Моя сестра до глубины души была убеждена, что любовь действительно может всё: и спасти, и вылечить, и утешить. Словом, всё-всё-всё. Атмосфера любви – а именно её создают вокруг себя такие дети, как моя сестра, для них так же необходима, как воздух. Если её не будет – они не смогут дышать полной грудью. Только там, где живёт любовь, могут расцвести их таланты. И ещё: когда они чувствуют эту любовь, то она возвращается и к ним, и к нам сторицей.

Статистика бездушная штука. Она всего лишь, без всяких эмоций и чувств, констатирует то, что таких, как моя сестра, немало в нашем мире.

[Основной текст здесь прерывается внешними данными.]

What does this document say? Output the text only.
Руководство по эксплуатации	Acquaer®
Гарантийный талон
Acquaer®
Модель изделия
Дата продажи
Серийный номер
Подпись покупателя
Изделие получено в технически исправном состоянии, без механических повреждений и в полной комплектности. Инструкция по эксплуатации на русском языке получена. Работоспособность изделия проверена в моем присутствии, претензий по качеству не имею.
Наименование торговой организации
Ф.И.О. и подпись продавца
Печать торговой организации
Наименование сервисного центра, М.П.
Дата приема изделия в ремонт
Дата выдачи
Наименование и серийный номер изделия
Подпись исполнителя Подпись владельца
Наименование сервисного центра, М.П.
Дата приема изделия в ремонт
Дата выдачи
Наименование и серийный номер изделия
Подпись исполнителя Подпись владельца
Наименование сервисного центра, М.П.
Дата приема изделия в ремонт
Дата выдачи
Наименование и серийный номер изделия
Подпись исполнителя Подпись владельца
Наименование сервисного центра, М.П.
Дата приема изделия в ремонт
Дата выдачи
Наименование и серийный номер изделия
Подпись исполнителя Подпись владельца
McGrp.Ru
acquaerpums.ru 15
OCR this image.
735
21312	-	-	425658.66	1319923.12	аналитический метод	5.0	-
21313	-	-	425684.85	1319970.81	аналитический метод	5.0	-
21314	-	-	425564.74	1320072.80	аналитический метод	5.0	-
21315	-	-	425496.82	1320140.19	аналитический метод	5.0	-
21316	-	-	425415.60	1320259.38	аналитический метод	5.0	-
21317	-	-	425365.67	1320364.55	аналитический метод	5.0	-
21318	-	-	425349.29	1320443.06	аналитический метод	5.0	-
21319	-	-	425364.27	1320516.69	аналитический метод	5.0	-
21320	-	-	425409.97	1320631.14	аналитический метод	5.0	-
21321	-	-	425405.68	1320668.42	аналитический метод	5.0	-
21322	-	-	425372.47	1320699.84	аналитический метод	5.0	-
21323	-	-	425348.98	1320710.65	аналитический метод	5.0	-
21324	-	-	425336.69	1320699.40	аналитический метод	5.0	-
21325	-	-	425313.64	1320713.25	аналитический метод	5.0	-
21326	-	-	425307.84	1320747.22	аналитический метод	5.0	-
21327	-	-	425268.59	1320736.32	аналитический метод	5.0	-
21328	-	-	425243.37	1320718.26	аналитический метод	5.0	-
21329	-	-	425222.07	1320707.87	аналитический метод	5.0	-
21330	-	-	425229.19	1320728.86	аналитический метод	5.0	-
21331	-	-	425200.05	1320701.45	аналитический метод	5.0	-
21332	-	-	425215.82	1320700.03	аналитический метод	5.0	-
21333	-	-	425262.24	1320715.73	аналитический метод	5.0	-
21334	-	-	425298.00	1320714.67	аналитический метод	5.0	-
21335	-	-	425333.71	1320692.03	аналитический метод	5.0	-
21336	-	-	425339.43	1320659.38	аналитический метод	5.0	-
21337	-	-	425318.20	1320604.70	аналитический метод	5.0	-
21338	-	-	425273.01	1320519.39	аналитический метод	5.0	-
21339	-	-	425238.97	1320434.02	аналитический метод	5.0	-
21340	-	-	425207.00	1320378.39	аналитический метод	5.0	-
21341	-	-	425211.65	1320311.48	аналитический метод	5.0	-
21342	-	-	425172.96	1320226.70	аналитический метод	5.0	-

И в силу этого очень важно, чтобы рядом с таким ребёнком всегда были люди, которые не просто их любили, а понимали,

что этих детей не надо лечить и калечить. Их надо просто любить. Легко сказать, но как же трудно всё это осуществить.

Сегодня, вспоминая наше общее детство, я понимаю, что вокруг моей сестры всегда было много таких людей, которые были в состоянии подарить ей море любви. Как же я был благодарен всем им за это. А ещё я был благодарен Богу за то, что он даровал нам эту чудо-девочку и позволил в полной мере осознать как меру собственного эгоизма, так и понять, каково это – не быть таким как все. А ещё, я и сегодня уверен в том, что некие высшие силы посодействовали тому, что в те непростые для нашей семьи дни открылись неведомые ранее пути разрешения наших проблем.

Конечно, прошли годы и годы прежде, чем я смог осознать всю глубину трагедии, которую пережили мои мать и отец в тот день, когда они снова стали родителями. Как только моя сестра родилась, к ним пришли люди с целым ворохом бумаг и твёрдой решимостью забрать этого ребёнка в детский дом. В специальный детский дом, в котором находится множество детей, которым повезло родиться не такими, как все остальные люди. Эти непростые чувства они будут переживать ещё не раз.

К ним будут приходить иностранцы, считающие, что усыновление или удочерение ребёнка с синдромом автоматически дарует им путёвку в рай. Будут появляться журналисты, ничего не понимающие во всём этом, но задающие жуткие вопросы, от которых моя мама впадала в истерику и депрессию. В дверь будут стучаться участковые врачи, считающие, что надо какими-то лекарствами активизировать мозговую деятельность моей сестрёнки. Да много чего будет. В основном, негативного. Позитива же будет до обидного мало. Но всё же в некоторые моменты плюса будет больше, чем минуса. Он будет порой зашкаливать. И давать надежду.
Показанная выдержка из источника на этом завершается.